From maintaining a visitation schedule and when necessary, adjusting them, too communicating with your ex and keeping your own life on track while also managing your child’s; co-parenting can be as much of a struggle as a reward. Looking at the situation from a positive perspective can make a world of difference.
Instead of thinking that divorce and co-parenting is forcing your child from their other parent, look at it like the new setup allows more one-on-one time with you and your child. The new arrangement offers you and your child’s relationship to flourish.

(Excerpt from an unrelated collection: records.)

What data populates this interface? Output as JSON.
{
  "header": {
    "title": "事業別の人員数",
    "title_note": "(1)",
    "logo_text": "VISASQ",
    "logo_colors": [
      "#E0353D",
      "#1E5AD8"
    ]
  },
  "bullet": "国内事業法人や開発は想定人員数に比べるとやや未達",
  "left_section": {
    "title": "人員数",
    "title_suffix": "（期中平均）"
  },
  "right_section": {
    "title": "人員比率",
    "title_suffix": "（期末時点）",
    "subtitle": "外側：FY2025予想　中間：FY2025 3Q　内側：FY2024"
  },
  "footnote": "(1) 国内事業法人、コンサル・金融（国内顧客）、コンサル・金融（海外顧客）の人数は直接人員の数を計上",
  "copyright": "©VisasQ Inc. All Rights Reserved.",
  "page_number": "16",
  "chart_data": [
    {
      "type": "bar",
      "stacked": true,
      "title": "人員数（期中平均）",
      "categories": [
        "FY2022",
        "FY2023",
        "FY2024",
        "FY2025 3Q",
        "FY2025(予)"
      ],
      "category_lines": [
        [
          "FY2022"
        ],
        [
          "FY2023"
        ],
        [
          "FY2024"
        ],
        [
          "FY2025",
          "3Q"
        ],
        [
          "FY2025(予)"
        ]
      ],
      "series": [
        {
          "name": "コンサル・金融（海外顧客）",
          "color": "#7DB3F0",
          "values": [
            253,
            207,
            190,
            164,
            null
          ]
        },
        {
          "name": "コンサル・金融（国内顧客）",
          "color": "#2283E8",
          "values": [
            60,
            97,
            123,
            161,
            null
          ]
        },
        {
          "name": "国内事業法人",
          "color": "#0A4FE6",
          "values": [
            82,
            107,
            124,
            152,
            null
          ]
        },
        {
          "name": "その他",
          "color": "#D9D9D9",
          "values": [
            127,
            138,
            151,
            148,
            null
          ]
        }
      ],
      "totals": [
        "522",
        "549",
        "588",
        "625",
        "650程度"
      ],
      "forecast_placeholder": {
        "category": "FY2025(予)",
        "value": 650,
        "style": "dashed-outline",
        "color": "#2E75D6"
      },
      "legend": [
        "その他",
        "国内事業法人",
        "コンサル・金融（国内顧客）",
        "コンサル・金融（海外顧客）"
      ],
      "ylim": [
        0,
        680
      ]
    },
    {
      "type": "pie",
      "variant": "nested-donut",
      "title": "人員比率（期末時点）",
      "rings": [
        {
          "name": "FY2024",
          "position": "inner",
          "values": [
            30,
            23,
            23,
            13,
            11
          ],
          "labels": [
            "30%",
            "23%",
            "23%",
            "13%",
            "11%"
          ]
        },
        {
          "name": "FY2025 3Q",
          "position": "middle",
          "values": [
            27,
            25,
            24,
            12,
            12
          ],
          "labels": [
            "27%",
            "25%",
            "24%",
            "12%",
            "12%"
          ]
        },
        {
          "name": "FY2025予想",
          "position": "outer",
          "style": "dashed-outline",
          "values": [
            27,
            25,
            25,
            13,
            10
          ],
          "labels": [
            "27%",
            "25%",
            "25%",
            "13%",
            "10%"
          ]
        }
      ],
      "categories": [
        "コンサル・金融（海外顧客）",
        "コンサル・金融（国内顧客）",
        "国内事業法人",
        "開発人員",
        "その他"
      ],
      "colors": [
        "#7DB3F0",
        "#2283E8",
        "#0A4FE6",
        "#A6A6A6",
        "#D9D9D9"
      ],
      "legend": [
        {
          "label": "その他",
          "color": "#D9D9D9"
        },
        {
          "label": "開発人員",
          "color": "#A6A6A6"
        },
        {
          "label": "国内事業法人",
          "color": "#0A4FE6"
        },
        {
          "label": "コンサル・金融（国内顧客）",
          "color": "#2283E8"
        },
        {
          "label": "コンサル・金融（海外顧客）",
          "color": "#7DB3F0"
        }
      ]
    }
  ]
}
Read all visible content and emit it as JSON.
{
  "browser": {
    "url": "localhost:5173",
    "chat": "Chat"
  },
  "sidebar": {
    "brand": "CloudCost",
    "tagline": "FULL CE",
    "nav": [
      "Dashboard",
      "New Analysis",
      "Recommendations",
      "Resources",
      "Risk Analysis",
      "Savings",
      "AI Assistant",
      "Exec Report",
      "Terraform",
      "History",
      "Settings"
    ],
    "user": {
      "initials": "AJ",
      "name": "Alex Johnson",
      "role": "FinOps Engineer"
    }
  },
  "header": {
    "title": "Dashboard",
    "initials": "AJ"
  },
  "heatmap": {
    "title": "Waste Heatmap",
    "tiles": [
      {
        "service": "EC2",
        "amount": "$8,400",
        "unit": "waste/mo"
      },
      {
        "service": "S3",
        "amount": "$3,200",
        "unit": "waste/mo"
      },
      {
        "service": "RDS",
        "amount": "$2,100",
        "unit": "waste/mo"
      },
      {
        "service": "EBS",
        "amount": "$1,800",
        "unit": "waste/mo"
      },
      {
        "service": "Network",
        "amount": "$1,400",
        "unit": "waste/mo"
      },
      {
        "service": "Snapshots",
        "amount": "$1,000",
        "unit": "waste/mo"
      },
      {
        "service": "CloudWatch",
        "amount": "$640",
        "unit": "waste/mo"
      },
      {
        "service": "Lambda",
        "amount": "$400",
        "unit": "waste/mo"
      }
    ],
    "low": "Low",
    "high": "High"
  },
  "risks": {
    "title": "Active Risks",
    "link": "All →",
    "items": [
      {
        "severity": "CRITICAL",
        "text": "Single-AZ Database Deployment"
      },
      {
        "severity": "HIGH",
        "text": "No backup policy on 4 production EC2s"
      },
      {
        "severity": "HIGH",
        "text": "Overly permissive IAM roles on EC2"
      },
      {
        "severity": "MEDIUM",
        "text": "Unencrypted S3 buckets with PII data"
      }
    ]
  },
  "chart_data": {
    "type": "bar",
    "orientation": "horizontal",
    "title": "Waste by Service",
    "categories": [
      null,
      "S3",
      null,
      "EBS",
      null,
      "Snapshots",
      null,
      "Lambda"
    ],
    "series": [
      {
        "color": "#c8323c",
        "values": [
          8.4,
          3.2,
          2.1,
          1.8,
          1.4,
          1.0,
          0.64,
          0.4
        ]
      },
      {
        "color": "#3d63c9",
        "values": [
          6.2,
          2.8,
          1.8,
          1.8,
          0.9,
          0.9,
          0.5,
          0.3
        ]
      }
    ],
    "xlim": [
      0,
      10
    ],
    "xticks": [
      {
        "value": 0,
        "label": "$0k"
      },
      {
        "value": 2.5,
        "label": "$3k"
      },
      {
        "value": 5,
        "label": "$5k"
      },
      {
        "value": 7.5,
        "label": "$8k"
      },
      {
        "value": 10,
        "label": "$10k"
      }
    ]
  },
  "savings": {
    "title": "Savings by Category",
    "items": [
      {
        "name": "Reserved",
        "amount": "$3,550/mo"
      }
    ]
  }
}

When co-parenting problems do arise, there are two techniques to solve them: strategic problem solving and social-psychological problem solving
The primary aspect of this problem-solving strategy is to focus on the exact issue. The issues behind the child’s behavioral problems and the parenting techniques that parents can improve. Those who choose to utilize strategic problem-solving stray away from addressing emotions tied to the issue, but rather identify the issue and negotiate resolutions that will better the child and parents. The three steps of strategic problem solving are:
- Everyone communicates their needs of the highest importance (as to do with the issue at hand)
- The relationships and communication build upon shared concerns
- The parties work toward solutions
To reiterate, when choosing to strategically problem solve a dispute, personal emotions and desires must be set aside.
Social-psychological problem solving
As you could guess, this form of conflict resolution focuses on the emotions of those involved. This method of problem-solving looks at the emotions tied to the co-parenting issues. Both resolution techniques assume that co-parenting problems happen, but while the strategic approach focuses on logic, the social-psychological method focuses on subjective and emotional factors to determine why conflict is occurring and how to come to resolutions.
Releasing your emotions to your ex can be a daunting task, considering you never know what might spill out if you release any of your feelings. If the logical method is best for you, then that is the route you should first consider.
You never know what divorce is going to bring to the party, If you do choose to attempt the social-psychological model, you must try your best to refrain from being critical of or accusing your ex. Both methods are in place to resolve disputes, not create new ones or further existing conflicts.